My support system is made up of people from several different categories.
As a memoirist, my writing process has involved a lot of painful revisiting of unhappy memories combined with absolute terror over people actually reading it. Luckily, there is a wonderful Facebook Binders group of women memoirists that is filled with other women on the same journey. There is always someone around to vent to, or to provide reassurance that my story matters and that I will actually live through this process. The already published writers are always willing to help out those of us who haven’t crossed the great publishing divide, and I’m eternally grateful for them.

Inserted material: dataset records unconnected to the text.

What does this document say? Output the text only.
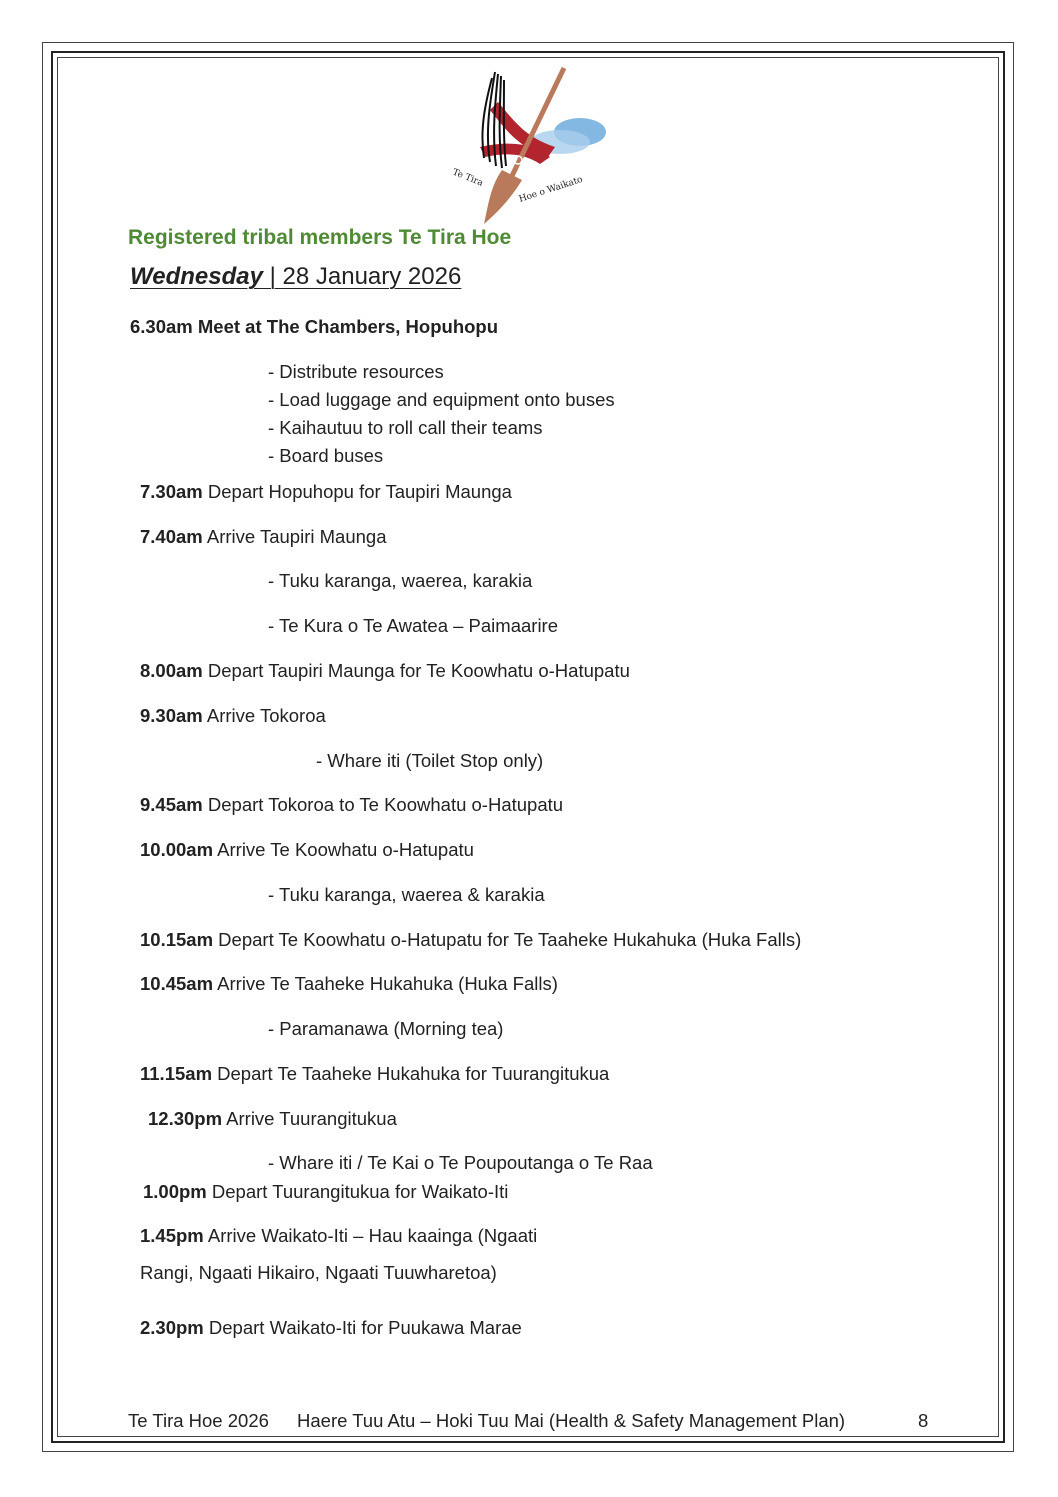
Te Tira	Hoe o Waikato
Registered tribal members Te Tira Hoe
Wednesday | 28 January 2026
6.30am Meet at The Chambers, Hopuhopu
- Distribute resources
- Load luggage and equipment onto buses
- Kaihautuu to roll call their teams
- Board buses
7.30am Depart Hopuhopu for Taupiri Maunga
7.40am Arrive Taupiri Maunga
- Tuku karanga, waerea, karakia
- Te Kura o Te Awatea – Paimaarire
8.00am Depart Taupiri Maunga for Te Koowhatu o-Hatupatu
9.30am Arrive Tokoroa
- Whare iti (Toilet Stop only)
9.45am Depart Tokoroa to Te Koowhatu o-Hatupatu
10.00am Arrive Te Koowhatu o-Hatupatu
- Tuku karanga, waerea & karakia
10.15am Depart Te Koowhatu o-Hatupatu for Te Taaheke Hukahuka (Huka Falls)
10.45am Arrive Te Taaheke Hukahuka (Huka Falls)
- Paramanawa (Morning tea)
11.15am Depart Te Taaheke Hukahuka for Tuurangitukua
12.30pm Arrive Tuurangitukua
- Whare iti / Te Kai o Te Poupoutanga o Te Raa
1.00pm Depart Tuurangitukua for Waikato-Iti
1.45pm Arrive Waikato-Iti – Hau kaainga (Ngaati
Rangi, Ngaati Hikairo, Ngaati Tuuwharetoa)
2.30pm Depart Waikato-Iti for Puukawa Marae
Te Tira Hoe 2026 Haere Tuu Atu – Hoki Tuu Mai (Health & Safety Management Plan)	8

Every blurb I have (so far anyway) was written by a woman, and I think that is one advantage of being female—we can really pull together and buoy each other up.

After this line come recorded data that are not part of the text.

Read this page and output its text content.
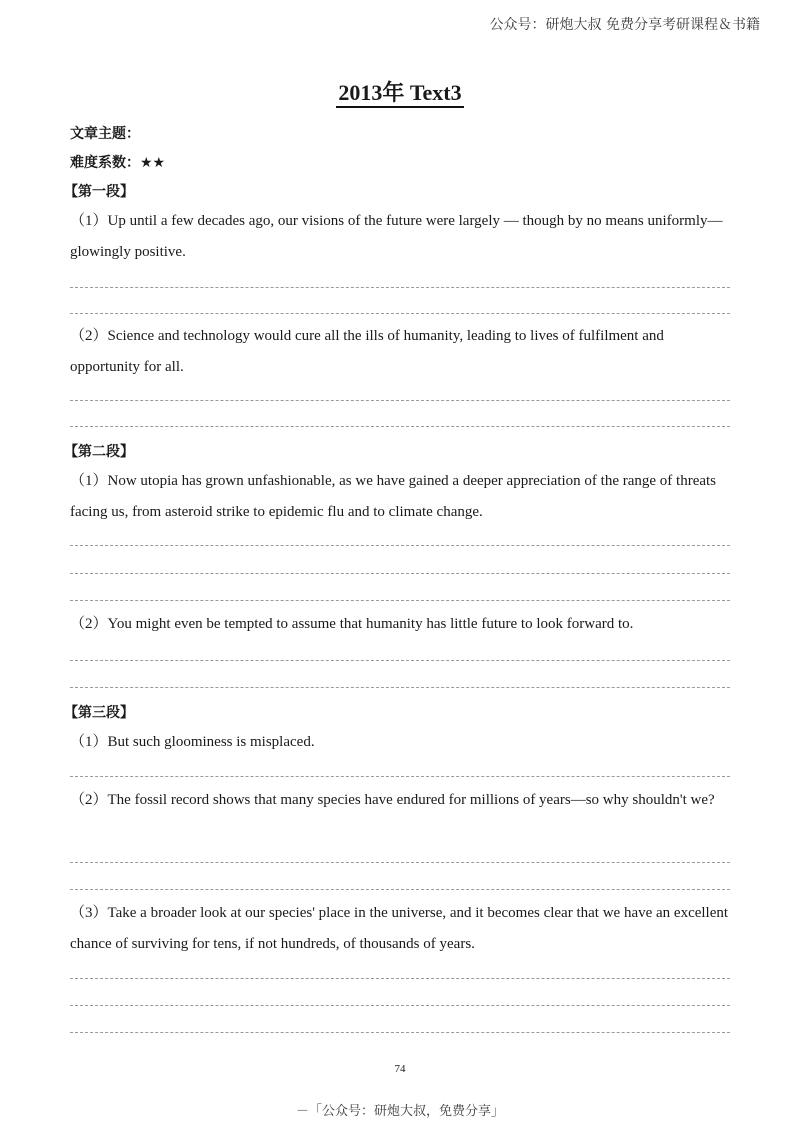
公众号：研炮大叔 免费分享考研课程＆书籍
2013年 Text3
文章主题：
难度系数：★★
【第一段】

（1）Up until a few decades ago, our visions of the future were largely — though by no means uniformly—glowingly positive.

（2）Science and technology would cure all the ills of humanity, leading to lives of fulfilment and opportunity for all.

【第二段】

（1）Now utopia has grown unfashionable, as we have gained a deeper appreciation of the range of threats facing us, from asteroid strike to epidemic flu and to climate change.

（2）You might even be tempted to assume that humanity has little future to look forward to.

【第三段】

（1）But such gloominess is misplaced.

（2）The fossil record shows that many species have endured for millions of years—so why shouldn't we?

（3）Take a broader look at our species' place in the universe, and it becomes clear that we have an excellent chance of surviving for tens, if not hundreds, of thousands of years.

74
－「公众号：研炮大叔，免费分享」
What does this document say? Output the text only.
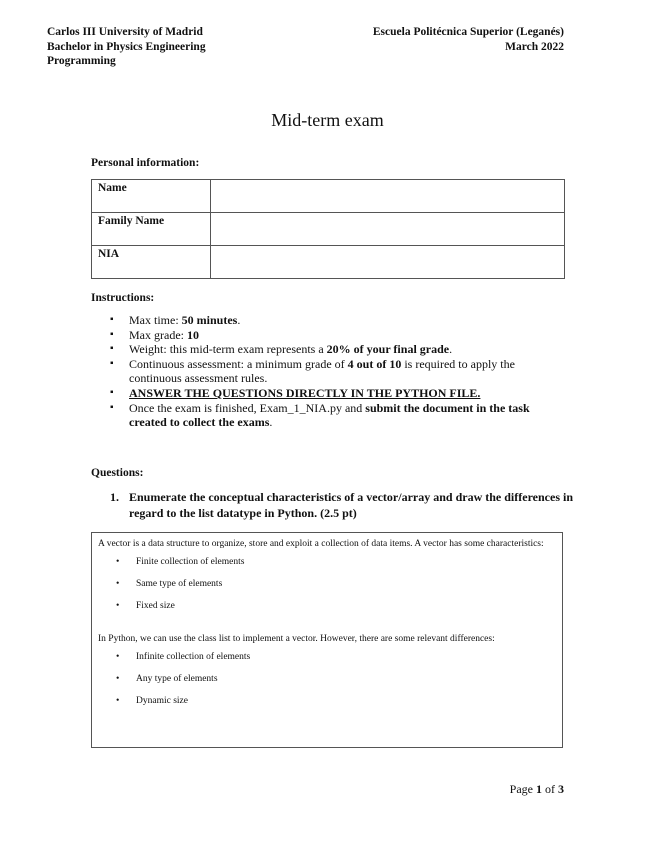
Carlos III University of Madrid
Bachelor in Physics Engineering
Programming
Escuela Politécnica Superior (Leganés)
March 2022
Mid-term exam
Personal information:
Name	
Family Name	
NIA	
Instructions:
▪ Max time: 50 minutes.
▪ Max grade: 10
▪ Weight: this mid-term exam represents a 20% of your final grade.
▪ Continuous assessment: a minimum grade of 4 out of 10 is required to apply the continuous assessment rules.
▪ ANSWER THE QUESTIONS DIRECTLY IN THE PYTHON FILE.
▪ Once the exam is finished, Exam_1_NIA.py and submit the document in the task created to collect the exams.
Questions:
1. Enumerate the conceptual characteristics of a vector/array and draw the differences in regard to the list datatype in Python. (2.5 pt)

A vector is a data structure to organize, store and exploit a collection of data items. A vector has some characteristics:

• Finite collection of elements
• Same type of elements
• Fixed size

In Python, we can use the class list to implement a vector. However, there are some relevant differences:

• Infinite collection of elements
• Any type of elements
• Dynamic size
Page 1 of 3
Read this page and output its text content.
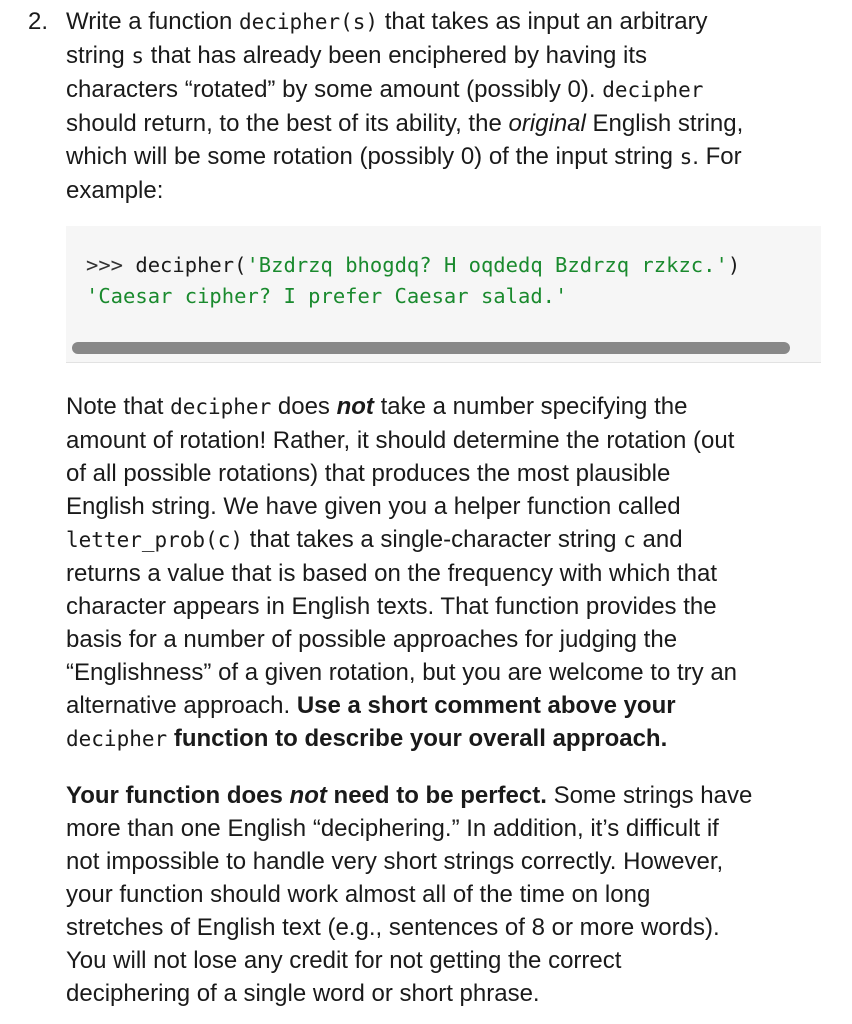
2. Write a function decipher(s) that takes as input an arbitrary
string s that has already been enciphered by having its
characters “rotated” by some amount (possibly 0). decipher
should return, to the best of its ability, the original English string,
which will be some rotation (possibly 0) of the input string s. For
example:
>>> decipher('Bzdrzq bhogdq? H oqdedq Bzdrzq rzkzc.')
'Caesar cipher? I prefer Caesar salad.'
Note that decipher does not take a number specifying the
amount of rotation! Rather, it should determine the rotation (out
of all possible rotations) that produces the most plausible
English string. We have given you a helper function called
letter_prob(c) that takes a single-character string c and
returns a value that is based on the frequency with which that
character appears in English texts. That function provides the
basis for a number of possible approaches for judging the
“Englishness” of a given rotation, but you are welcome to try an
alternative approach. Use a short comment above your
decipher function to describe your overall approach.
Your function does not need to be perfect. Some strings have
more than one English “deciphering.” In addition, it’s difficult if
not impossible to handle very short strings correctly. However,
your function should work almost all of the time on long
stretches of English text (e.g., sentences of 8 or more words).
You will not lose any credit for not getting the correct
deciphering of a single word or short phrase.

My fellow Debs are going through this publishing experience concurrently, and are an excellent group to vent to, and previous Debs are always willing to chime in with advice. I was never part of any sort of sorority, and for the first time, I’m experiencing the benefits of belonging to a group of women that I didn’t pick individually, but rather categorically.

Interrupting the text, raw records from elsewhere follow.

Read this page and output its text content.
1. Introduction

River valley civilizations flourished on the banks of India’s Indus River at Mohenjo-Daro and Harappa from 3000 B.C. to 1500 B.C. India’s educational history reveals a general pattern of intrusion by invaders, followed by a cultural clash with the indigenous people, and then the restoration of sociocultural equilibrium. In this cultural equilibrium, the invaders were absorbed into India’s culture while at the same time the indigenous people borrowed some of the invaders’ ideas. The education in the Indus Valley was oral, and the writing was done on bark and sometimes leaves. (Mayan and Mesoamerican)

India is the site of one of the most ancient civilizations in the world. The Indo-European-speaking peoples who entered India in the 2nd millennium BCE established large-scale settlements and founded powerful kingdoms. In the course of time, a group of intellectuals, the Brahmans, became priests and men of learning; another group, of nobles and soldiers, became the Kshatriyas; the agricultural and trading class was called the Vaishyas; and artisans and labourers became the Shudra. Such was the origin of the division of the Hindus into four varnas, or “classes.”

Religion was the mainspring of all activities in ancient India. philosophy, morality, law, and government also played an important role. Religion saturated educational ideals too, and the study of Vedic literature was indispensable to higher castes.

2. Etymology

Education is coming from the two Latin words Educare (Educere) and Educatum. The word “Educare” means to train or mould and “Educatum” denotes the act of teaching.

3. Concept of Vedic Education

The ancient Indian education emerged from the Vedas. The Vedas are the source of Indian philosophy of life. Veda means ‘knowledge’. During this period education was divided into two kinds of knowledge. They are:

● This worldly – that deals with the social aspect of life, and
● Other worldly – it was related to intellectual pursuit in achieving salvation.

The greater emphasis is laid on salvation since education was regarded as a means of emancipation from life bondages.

I rely on my friends that have already read an advance copy of my memoir to reassure me that I didn’t come across badly. I have a small group of women willing to answer a needy and anxious message from me at odd hours, and my range of friends means that someone is generally up no matter what time it is. Because they know me IRL, they know what triggers and obstacles I face that are unique to me and my family.
Speaking of Family:
I have my SigO, who not only reassures me often, but also is cheerful about being dragged to literary events and/or watching the children while I attend literary events. Every time I ask if I should so something, he always says, “yes” no matter how inconvenient.
I have to give a nod to my ex-husband who has taken vacation days for me to go first to grad school, and then afterwards for an occasional conference.
And my brother and sister are always fiercely supportive of me as well.
All of the above are to be expected. Writers, friends, family. No surprises. But I have a very new and very secret support system. When the world is too stressful, too anxiety-producing, or just too much I dive inside my new story. It’s so new and dear to me that I am reluctant to talk about it. Every night lately, I read my children my latest chapter. Every morning, before checking the news or popping onto social media I try to add a few more paragraphs. When I can’t sleep, I think about my characters, their world, their problems. This very new, very unexpected story has come to live inside me just when I needed distracting the most.